Edited by Tanner Simkins
In the latest edition of Rick Horrow's Sports Business Podcast, Rick Horrow sits down with former NFL Commissioner Paul Tagliabue and takes you through the biggest sports business stories of the week.
Remembering Kobe Bryant, the statesman entrepreneur. USA Basketball chair and Sport Business Handbook contributor Jerry Colangelo, during an ESPN interview on Sunday, described himself as “shaken to the core” upon hearing the news that Bryant died in a helicopter crash on Sunday morning, and credited Bryant with leading Team USA to their gold medal Olympic performance in Beijing. “Gold Medal” perhaps best summarizes the span of Bryant’s all too short career. After his two-decade NBA run, Bryant dove into business with the same passion he had exhibited on the court. He started a business incubator and venture fund so that others could get their businesses off the ground. He wrote inspirational books for both children and adults. He made a highly-regarded documentary, “Kobe Bryant’s Muse,” with filmmaker Gotham Chopra. And in 2018, he wrote and produced an animated short, “Dear Basketball,” that won an Academy Award. On Sunday night, Lizzo, the most-nominated artist heading into the 2020 Grammy Awards at Staples Center, kicked off the show by telling the crowd, “Tonight is for Kobe.” And it
was, as surely as Bryant will be honored at the Super Bowl, the Oscars, the NBA All-Star Game, and throughout many days, nights, and years to come.

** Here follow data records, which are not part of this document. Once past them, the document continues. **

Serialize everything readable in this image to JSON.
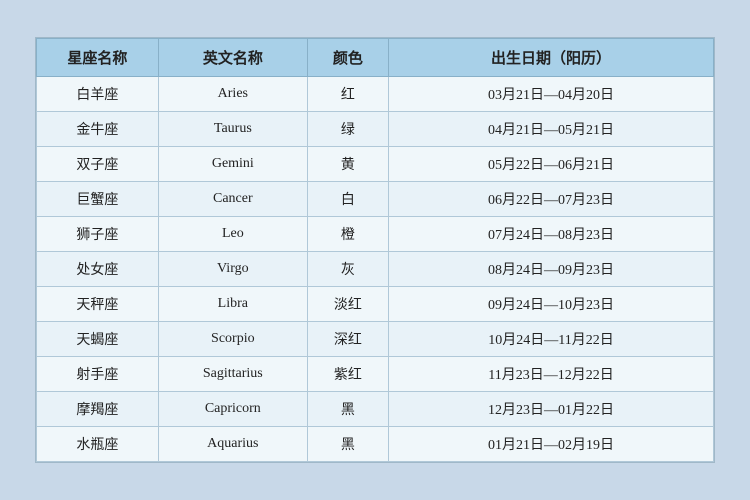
{
  "table": {
    "headers": [
      "星座名称",
      "英文名称",
      "颜色",
      "出生日期（阳历）"
    ],
    "rows": [
      {
        "zh": "白羊座",
        "en": "Aries",
        "color": "红",
        "date": "03月21日—04月20日"
      },
      {
        "zh": "金牛座",
        "en": "Taurus",
        "color": "绿",
        "date": "04月21日—05月21日"
      },
      {
        "zh": "双子座",
        "en": "Gemini",
        "color": "黄",
        "date": "05月22日—06月21日"
      },
      {
        "zh": "巨蟹座",
        "en": "Cancer",
        "color": "白",
        "date": "06月22日—07月23日"
      },
      {
        "zh": "狮子座",
        "en": "Leo",
        "color": "橙",
        "date": "07月24日—08月23日"
      },
      {
        "zh": "处女座",
        "en": "Virgo",
        "color": "灰",
        "date": "08月24日—09月23日"
      },
      {
        "zh": "天秤座",
        "en": "Libra",
        "color": "淡红",
        "date": "09月24日—10月23日"
      },
      {
        "zh": "天蝎座",
        "en": "Scorpio",
        "color": "深红",
        "date": "10月24日—11月22日"
      },
      {
        "zh": "射手座",
        "en": "Sagittarius",
        "color": "紫红",
        "date": "11月23日—12月22日"
      },
      {
        "zh": "摩羯座",
        "en": "Capricorn",
        "color": "黑",
        "date": "12月23日—01月22日"
      },
      {
        "zh": "水瓶座",
        "en": "Aquarius",
        "color": "黑",
        "date": "01月21日—02月19日"
      }
    ]
  }
}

Remembering Kobe Bryant, the philanthropist. Kobe Bryant was also known for his contributions to the community off the court. His goals extended way beyond the hardwood, and he was committed to promoting basketball and other sports to young people, girls in particular. Through his Kobe and Vanessa Bryant Foundation, the charity the
NBA star founded with his wife in 2006, Bryant was the official ambassador for a children’s charity called After-School All-Stars. The organization provides after-school programs to 72,000 inner-city kids in need. Bryant also founded the Mamba Sports Academy in Thousand Oaks, California, and single-handedly sponsored the Mamba Cup basketball tournament there – the event to which he and daughter Gianna were headed when their helicopter crashed on Sunday. And he and Vanessa, according to WUSA9, were “Founding Donors” to the Smithsonian National Museum of African American History and Culture in Washington, DC, giving at least $1 million in financial support. Bryant’s legacy as a great athlete and champion will long be remembered, as will his dedication and commitment to
using sport as a means for young people to realize their dreams.
HSBC Bank USA will collaborate with Rick Horrow to create unique experiences for customers and prospects geared towards financial literacy. The partnership will center around the launch of Horrow’s latest book, The Sport Business Handbook: Insights from 100+ Leaders Who Shaped 50 Years of the Industry. Curated events will be held in markets
across the U.S. where book contributors will share the lessons that helped shape their athletic careers and future successful business endeavours. Entitled “SportBusiness 50: Lessons and Leadership from Legends of the Game,” the partnership will launch its initial event in Miami, coinciding with Super Bowl LIV. The announcement is another example of HSBC’s commitment to supporting the growth of its local communities and the customers within each. It follows the bank’s launch of the HSBC Financial Wellness Center in early 2019 powered by EVERFI, a leading education technology company. The online platform features a series of engaging modules focused on financial literacy topics such as buying a home, planning for higher education, and building credit. The platform is available to
anyone looking to advance their own financial literacy, inclusive of corporate partners as well as clients and non-clients of the bank.